“Don’t you think we might sit down for a little?”
“As you will,” said Alexis, seating himself on his hummock.
She cast herself down on the slope and closed her eyes for a moment.
“You did that on purpose,” she said at last. “You don’t suppose I believe the story of the broken steering-rod?”
He smiled with some bitterness. Fate was for ever against him. The moment they met in this extravagant way, there started up the barrier of a lie.
“I couldn’t very well scare those young folks with a confession of attempted suicide, could I? After all, the naked truth may at times be positively indecent.”
“Then you intended to do it?”
“Oh, yes,” said he. “But it ended, like every other Great Adventure I’ve attempted in my life, in burlesque. I assure you, that when I found myself pitched into this clump of gorse and able to pick myself up with nothing worse than a gasping for breath, I—well—the humiliation of it!—I cursed the day I was born.”

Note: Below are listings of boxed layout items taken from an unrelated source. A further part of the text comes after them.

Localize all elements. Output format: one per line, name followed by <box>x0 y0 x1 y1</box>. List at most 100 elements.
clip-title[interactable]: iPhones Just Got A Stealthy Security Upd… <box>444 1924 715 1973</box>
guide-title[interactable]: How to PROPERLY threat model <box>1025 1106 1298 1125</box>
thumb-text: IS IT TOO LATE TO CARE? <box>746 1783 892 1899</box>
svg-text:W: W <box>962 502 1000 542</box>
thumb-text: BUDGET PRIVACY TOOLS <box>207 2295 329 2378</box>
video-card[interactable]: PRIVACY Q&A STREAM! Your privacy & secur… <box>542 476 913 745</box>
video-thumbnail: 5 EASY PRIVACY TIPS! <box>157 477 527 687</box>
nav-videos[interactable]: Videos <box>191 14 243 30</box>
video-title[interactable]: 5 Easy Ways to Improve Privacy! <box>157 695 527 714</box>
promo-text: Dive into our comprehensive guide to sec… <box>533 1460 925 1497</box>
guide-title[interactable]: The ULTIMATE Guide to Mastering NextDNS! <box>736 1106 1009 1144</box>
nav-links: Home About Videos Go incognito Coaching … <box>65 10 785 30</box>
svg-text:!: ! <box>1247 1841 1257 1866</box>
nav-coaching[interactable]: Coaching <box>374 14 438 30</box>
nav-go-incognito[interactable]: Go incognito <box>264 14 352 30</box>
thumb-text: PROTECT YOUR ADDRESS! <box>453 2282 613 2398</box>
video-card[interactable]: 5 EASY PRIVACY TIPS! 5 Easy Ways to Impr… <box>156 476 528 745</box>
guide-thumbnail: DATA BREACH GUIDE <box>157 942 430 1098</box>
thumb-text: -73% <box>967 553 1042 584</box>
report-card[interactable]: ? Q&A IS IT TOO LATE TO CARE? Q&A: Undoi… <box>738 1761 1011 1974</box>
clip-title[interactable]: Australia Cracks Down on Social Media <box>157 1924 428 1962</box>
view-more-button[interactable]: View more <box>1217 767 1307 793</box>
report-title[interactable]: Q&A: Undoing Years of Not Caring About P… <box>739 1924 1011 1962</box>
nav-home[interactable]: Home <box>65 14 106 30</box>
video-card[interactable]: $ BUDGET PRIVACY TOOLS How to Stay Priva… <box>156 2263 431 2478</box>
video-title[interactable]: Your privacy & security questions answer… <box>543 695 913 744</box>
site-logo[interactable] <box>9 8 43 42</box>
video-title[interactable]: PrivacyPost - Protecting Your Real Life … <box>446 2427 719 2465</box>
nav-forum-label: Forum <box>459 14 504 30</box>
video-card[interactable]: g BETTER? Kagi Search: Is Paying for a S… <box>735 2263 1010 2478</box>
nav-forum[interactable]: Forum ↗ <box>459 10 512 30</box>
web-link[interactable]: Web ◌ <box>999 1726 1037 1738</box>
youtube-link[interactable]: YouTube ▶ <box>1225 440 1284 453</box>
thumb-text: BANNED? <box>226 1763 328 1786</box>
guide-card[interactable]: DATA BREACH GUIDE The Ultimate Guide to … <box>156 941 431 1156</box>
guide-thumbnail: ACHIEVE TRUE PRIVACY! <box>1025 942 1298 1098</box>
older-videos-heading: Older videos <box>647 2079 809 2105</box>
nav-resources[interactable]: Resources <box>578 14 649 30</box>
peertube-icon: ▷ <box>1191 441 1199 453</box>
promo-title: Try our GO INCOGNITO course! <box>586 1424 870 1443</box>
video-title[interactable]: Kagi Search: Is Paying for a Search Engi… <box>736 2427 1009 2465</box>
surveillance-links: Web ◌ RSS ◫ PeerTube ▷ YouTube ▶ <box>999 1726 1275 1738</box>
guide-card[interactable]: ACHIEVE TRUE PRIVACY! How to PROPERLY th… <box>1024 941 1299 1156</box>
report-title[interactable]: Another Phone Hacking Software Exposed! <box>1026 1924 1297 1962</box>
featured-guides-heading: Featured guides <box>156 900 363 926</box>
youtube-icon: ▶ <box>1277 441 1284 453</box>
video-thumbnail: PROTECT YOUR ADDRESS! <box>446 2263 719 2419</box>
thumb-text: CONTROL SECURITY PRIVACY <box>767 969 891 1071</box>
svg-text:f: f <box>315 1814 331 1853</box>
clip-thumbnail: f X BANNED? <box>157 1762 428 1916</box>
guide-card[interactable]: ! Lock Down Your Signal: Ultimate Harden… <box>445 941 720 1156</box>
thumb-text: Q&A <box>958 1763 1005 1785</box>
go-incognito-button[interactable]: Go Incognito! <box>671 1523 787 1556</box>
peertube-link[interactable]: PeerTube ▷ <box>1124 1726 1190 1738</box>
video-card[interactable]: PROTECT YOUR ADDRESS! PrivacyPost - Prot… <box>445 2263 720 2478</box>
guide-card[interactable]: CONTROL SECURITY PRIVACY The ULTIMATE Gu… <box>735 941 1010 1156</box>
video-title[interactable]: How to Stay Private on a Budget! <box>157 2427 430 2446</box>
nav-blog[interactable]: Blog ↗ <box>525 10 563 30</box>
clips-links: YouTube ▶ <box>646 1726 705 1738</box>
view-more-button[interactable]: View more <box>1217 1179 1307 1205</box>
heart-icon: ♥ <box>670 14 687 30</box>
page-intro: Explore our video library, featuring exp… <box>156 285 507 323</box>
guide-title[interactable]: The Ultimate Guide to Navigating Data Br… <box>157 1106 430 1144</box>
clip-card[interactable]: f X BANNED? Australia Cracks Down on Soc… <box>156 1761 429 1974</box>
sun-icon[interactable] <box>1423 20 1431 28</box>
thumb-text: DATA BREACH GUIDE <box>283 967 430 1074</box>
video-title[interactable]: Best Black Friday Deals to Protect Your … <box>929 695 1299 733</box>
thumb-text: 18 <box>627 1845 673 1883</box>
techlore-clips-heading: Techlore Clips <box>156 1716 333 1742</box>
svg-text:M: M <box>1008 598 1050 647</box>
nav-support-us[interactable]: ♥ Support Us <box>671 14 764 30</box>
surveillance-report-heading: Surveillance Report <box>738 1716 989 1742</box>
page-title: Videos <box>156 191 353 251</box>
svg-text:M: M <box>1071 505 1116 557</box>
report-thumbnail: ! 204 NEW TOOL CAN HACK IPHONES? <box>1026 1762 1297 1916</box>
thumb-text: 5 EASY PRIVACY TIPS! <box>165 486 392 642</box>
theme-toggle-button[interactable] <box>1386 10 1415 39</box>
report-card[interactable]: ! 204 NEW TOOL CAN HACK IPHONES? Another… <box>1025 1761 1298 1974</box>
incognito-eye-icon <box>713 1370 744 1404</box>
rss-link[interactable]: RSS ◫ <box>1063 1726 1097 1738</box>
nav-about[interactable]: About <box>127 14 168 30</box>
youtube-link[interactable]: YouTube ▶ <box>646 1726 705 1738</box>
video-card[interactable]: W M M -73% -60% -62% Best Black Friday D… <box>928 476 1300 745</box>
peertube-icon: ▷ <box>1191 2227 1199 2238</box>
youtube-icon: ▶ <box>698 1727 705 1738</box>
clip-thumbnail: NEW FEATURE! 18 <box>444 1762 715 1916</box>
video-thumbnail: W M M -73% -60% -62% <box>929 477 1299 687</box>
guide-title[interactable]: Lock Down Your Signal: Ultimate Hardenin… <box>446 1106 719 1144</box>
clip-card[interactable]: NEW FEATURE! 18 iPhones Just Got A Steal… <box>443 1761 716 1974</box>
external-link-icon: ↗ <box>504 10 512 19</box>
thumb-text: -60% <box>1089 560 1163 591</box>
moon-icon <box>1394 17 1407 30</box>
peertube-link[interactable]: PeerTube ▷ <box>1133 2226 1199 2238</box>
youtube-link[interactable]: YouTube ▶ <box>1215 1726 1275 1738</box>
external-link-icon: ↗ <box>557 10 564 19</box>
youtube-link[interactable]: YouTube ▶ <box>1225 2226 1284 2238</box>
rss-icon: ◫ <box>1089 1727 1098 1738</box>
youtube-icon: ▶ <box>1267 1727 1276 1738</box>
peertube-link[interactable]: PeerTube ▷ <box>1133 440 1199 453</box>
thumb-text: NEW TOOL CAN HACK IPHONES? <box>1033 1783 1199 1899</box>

“Why did you do it?” she asked.
She had scarcely regained balance. The situation seemed unreal. But a few minutes ago he had been far from her thoughts, which were concerned with the woman to whose possibly dying bed she had been summoned, with the dreary days at Medlow now that Blaise Olifant had gone, with the still beauty of the hills and their purple sunset shadows. And now, here she was, alone with him, remote from the world, conversing as dispassionately as though he had returned from the dead—as indeed he had almost returned. At her question, he threw his chauffeur’s cap on the grass and passed his hand over his hair. The familiar gesture, the familiar nervous brown hand brought her a step nearer to reality.